The Physio Guide to Sleeping

It’s not just about how dark your room is, what essential oil you have on, or what music you play before bed; how you lay your body down affects your ability to get a good night’s rest. Your sleeping position can not only have an effect on your slumber but also your overall health. Poor sleeping posture can cause neck and back pain, shoulder and hip pain, headaches, fatigue, snoring and sleep apnea, muscle cramping, numbness and tingling, impaired circulation, heartburn, etc, etc. Here are the pros and cons to sleeping in each position:

ON YOUR BACK

This is not the most popular position that most people would choose to sleep in, but it is one of the best. When sleeping, it’s important to maintain the natural curve of the spine and ensure that the neck, shoulders, and hips are aligned. This can be accomplished while lying on the back with a pillow under the knees. This position relieves pressure points and evenly distributes weight across the full body.

However, many people find this position uncomfortable, and they are unable to fall asleep or stay asleep in this position. In addition, some find that sleeping on their back causes them to snore due to restrictions of their airway. If this is the case, the following postures may provide more relief.

ON YOUR SIDE

If sleeping on your back isn’t for you, then sleeping on your side is the next best thing.
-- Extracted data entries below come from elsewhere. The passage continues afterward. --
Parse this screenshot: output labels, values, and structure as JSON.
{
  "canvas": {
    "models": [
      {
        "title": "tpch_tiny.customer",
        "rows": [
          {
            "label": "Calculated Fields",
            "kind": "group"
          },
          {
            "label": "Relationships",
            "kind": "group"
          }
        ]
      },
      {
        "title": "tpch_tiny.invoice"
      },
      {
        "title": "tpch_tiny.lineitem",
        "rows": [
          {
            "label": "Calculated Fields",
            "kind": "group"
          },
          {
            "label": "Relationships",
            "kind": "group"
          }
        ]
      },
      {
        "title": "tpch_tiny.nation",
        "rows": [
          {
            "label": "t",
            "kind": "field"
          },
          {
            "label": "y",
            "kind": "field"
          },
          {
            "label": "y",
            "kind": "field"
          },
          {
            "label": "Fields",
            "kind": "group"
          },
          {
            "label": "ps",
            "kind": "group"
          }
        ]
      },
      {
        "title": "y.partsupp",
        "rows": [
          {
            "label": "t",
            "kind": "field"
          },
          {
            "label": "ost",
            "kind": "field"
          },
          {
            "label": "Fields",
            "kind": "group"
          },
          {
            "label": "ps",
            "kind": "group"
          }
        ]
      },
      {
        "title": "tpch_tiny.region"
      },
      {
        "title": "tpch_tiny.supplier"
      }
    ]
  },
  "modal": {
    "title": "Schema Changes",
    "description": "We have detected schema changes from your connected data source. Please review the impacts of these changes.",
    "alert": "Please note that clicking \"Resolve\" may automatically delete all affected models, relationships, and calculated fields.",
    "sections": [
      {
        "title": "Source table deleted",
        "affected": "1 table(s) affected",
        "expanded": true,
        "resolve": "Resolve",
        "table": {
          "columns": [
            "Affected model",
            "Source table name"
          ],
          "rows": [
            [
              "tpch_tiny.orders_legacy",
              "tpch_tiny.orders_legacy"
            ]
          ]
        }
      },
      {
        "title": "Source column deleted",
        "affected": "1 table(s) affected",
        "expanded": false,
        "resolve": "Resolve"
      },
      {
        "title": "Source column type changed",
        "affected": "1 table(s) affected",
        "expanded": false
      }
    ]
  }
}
This position has many advantages, including the alleviation of snoring and the symptoms of sleep apnea.

The downside to side sleeping is paraesthesia — the numbness and tingling that occurs when there is a lack of blood flow to an area or when there is too much pressure placed on a nerve. A pillow between the knees or a body pillow can help make this position more comfortable.

IN THE FETAL POSITION

Sleeping in a fetal position is the most popular option chosen by adults. Adopting this curled up position on your side can reduce a lot of pressure in the spine. As with side sleeping, this pose is good for snorers.

Be careful not to curl up too tightly as it can restrict your lungs and diaphragm and impede your breathing.

ON YOUR STOMACH

Lying on the front of the body is considered the worst sleeping posture and can lead to neck and back pain since it’s near impossible to keep the spine in neutral. The head is usually turned to the side, and the twisting of the spine places a lot of stress on muscles and joints.

For those that struggle to sleep in other positions and must sleep on their stomach, it is beneficial to place a thin pillow under the stomach and hips to improve spinal alignment. In addition, lying face down with a rolled up towel under the forehead to allow room to breathe will reduce stress on the neck.